As the bodies of the crew of the INS Sindhurakshak are being recovered from its mangled innards, it is a good time to wonder what life must have been like aboard a kilo-class submarine like INS Sindhurakshak. I have never been aboard a submarine but I am told by Vice Admiral K N Sushil who retired last year that if you are claustrophobic, it is not the life for you. American submarines are more comfortable probably because most of them are larger and Americans pay more attention to making life easier inside such war machines. Inside German submarines, it is possible to walk straight through the doors. Inside Russian ones, like the one that went down in Mumbai along with 18 crew members, you have to crouch as you walk through the curved hatches. It is a metallic rabbit warren down inside such a submarine. The battery pit, the heart of the vessel, responsible for propulsion and power supply, where we were initially told the explosion occurred, is the most cramped area. It can only be accessed by lying flat on a trolley-like platform which moves like a monorail suspended from the roofing above the battery system inches from your nose. No elbow room there, where it gets quite hot.

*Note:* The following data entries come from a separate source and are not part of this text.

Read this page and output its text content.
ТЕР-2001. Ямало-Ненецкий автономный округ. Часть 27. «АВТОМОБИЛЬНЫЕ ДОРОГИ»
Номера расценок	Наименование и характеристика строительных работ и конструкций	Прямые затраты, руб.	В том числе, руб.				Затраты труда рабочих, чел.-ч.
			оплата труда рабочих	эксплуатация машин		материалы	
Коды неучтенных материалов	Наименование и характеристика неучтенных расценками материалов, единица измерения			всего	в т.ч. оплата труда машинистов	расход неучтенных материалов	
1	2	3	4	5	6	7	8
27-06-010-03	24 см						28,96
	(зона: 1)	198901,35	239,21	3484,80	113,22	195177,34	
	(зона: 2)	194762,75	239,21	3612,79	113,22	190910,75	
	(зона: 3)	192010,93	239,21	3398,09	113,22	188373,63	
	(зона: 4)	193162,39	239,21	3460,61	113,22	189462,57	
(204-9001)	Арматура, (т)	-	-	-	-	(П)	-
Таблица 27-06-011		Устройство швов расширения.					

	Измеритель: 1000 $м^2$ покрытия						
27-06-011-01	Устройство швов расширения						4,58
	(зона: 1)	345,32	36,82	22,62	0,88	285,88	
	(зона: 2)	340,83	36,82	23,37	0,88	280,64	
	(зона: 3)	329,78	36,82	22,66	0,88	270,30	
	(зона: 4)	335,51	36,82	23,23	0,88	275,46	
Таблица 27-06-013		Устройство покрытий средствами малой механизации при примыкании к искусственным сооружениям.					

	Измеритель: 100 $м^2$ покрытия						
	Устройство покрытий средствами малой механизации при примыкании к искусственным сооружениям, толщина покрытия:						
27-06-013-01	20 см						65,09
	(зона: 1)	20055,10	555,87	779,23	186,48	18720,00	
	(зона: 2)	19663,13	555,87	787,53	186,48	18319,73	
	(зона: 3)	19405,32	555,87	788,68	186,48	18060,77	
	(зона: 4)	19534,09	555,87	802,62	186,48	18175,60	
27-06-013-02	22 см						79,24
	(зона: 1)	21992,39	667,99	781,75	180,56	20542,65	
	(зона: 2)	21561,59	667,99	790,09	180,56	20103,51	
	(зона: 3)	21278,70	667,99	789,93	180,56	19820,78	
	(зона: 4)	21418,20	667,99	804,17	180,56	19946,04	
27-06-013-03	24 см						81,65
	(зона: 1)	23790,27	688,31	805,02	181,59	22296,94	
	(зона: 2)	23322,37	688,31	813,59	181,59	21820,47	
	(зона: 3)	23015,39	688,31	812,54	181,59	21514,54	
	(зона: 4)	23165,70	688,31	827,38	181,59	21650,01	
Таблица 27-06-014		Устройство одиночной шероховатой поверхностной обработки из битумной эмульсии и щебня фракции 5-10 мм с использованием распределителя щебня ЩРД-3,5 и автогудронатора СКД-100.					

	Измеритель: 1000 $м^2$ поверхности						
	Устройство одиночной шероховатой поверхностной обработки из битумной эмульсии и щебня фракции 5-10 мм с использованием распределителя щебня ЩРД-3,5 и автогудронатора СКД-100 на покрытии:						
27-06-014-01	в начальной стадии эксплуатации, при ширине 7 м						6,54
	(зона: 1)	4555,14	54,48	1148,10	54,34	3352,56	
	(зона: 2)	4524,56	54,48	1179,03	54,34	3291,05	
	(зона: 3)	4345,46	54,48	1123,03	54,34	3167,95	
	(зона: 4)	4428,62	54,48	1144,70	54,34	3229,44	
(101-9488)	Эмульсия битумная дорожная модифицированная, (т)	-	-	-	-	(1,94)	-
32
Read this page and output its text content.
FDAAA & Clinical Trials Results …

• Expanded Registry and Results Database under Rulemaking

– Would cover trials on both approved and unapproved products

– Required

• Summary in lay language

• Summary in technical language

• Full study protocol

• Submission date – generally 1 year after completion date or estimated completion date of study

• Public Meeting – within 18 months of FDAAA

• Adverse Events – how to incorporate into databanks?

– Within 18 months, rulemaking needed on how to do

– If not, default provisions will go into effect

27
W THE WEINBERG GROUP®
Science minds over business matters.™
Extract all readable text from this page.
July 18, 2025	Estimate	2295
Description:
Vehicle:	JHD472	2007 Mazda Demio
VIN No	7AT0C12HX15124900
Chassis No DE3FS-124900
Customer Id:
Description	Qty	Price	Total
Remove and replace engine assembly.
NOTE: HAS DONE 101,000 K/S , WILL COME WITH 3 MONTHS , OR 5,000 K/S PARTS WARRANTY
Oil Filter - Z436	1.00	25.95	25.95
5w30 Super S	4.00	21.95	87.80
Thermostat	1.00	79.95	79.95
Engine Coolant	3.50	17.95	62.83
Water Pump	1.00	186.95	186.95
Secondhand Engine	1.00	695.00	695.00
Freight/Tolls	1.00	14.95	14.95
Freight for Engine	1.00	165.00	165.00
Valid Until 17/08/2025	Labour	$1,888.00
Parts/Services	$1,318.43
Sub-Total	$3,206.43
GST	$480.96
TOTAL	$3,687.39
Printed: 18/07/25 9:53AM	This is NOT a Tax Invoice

Not as hot as the engine room where if the submarine comes up to charge the batteries, the temperature is between 42 and 46 degrees Celsius, and so noisy you will go deaf. Water is in short supply. You will be able to take a bath only once in about four days. In those four days, you don’t get to change your clothes. Everybody wears the same regulation issue vest and shorts, both almost khaki with only your name and your blood group written on it. No rank. The clothes are disposable. Once you have your bath, you wear the next set. Where toilets are concerned, it is each man to himself: each and everyone has to clean the water closets, captain downwards. Inside the toilet of a kilo-class submarine, it is crouching room only. I am told that when the submarines initially came, every book which the Russians supplied us was marked ‘Secret’. Including the book that told submariners how the WC worked. When you are in the WC, you stared at a lot of valves. If you pushed the wrong valve, everything came back at you, everything.
Till recently Russian-origin subs allowed only for ‘hot bunking’. It means there were bunks only for two-thirds of the crew to sleep while one-third kept watch, typically three watches—red, white and blue—lasting four hours each. The captain has a room, like a first class compartment in a train. He has the luxury of a washbasin—he can brush his teeth before he meets his crew. The submarine that sank typically carried a crew of between 52-57 men, men who spend long claustrophobic hours underwater breathing stale air, the only luxury being carrom or ludo or chess or watching DVD movies. Everybody ate the same food. No fried food, no chappatis even, unless the submarine was ‘snorting’ which means coming up for a battery charge. Nowadays it is a little better, I am told: you can carry books on board. Only you won’t have time to read. No smoking except in the engine room. No alcohol anywhere. I am told you can only volunteer for such a life.